GLOCESTER. – Oh! sans doute, sans doute; et Clarence l'espère bien aussi: car ceux qui se sont montrés vos ennemis sont aussi les siens, et ils ont réussi contre lui, comme contre vous.
HASTINGS. – C'est pitié que l'aigle soit mis en cage, tandis que les vautours et les étourneaux pillent en liberté.
GLOCESTER. – Quelles nouvelles du dehors?
HASTINGS. – Il n'y a rien au dehors d'aussi fâcheux que ce qui se passe ici. – Le roi est en mauvais état, faible, mélancolique, et ses médecins en sont fort inquiets.

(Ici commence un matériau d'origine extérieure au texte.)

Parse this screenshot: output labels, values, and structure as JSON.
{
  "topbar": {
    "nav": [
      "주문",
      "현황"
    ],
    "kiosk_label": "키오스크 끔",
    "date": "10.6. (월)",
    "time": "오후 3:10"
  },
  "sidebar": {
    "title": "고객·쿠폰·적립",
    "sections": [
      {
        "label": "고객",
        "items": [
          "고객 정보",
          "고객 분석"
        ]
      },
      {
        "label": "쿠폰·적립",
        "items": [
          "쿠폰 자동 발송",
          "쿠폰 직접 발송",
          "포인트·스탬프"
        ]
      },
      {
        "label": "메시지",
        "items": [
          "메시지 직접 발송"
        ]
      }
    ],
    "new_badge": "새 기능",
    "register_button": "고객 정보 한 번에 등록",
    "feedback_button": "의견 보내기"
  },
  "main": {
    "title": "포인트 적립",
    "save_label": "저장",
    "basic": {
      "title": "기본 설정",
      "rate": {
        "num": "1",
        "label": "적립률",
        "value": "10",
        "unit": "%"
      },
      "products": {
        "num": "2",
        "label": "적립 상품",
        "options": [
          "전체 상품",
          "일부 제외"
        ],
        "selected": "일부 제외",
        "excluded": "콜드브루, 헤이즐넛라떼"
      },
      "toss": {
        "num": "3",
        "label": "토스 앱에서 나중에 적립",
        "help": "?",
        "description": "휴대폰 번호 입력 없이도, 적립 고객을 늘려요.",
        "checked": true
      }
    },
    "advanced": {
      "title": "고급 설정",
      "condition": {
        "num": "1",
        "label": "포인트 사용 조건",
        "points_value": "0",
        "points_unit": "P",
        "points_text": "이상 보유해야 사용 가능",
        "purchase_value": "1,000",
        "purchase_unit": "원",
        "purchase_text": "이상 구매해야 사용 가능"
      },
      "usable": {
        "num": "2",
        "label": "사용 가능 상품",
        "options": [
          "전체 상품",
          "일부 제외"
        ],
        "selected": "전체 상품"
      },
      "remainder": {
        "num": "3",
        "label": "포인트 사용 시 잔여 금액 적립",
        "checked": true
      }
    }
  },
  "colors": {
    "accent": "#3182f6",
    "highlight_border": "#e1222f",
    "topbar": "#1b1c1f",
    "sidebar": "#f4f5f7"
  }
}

GLOCESTER. – Oui, par saint Paul; voilà une nouvelle bien fâcheuse en effet! oh! il a suivi longtemps un mauvais régime; et il a par trop épuisé sa royale personne: cela est triste à penser. Mais quoi, garde-t-il le lit?
HASTINGS. – Il est au lit.
GLOCESTER. – Allez-y le premier, et je vais vous suivre. (Hastings sort.) Il ne peut vivre; je l'espère: mais il ne faut pas qu'il meure avant que George ait été dépêché en poste pour le ciel. – Je vais entrer, pour irriter encore plus sa haine contre Clarence par des mensonges armés d'arguments qui aient du poids; et si je n'échoue pas dans mes profondes machinations, Clarence n'a pas un jour de plus à vivre. Cela fait, que Dieu dispose du roi Édouard dans sa miséricorde, et me laisse à mon tour la scène du monde pour m'y démener. – Alors j'épouserai la fille cadette de Warwick… Quoi, après avoir tué son mari et son père? – Le moyen le plus court de donner satisfaction à cette pauvre créature, c'est de devenir son mari et son père; et c'est ce que je veux faire, non pas tant par amour que pour certaine autre vue secrète à laquelle je dois parvenir en l'épousant. – Mais me voilà toujours à courir au marché avant mon cheval. Clarence respire encore, Édouard vit et règne: c'est quand ils n'y seront plus que je pourrai faire le compte de mes bénéfices.
(Il sort.)
1
We are the queen abjects.
Nous sommes les abjects de la reine. Il a fallu renoncer à rendre cette amère plaisanterie de Richard, qui ne pouvait conserver en français le sel qu'elle a en anglais, où abjects et subjects ayant la même terminaison, l'un peut être substitué à l'autre sans laisser aucune équivoque sur l'intention de l'interlocuteur.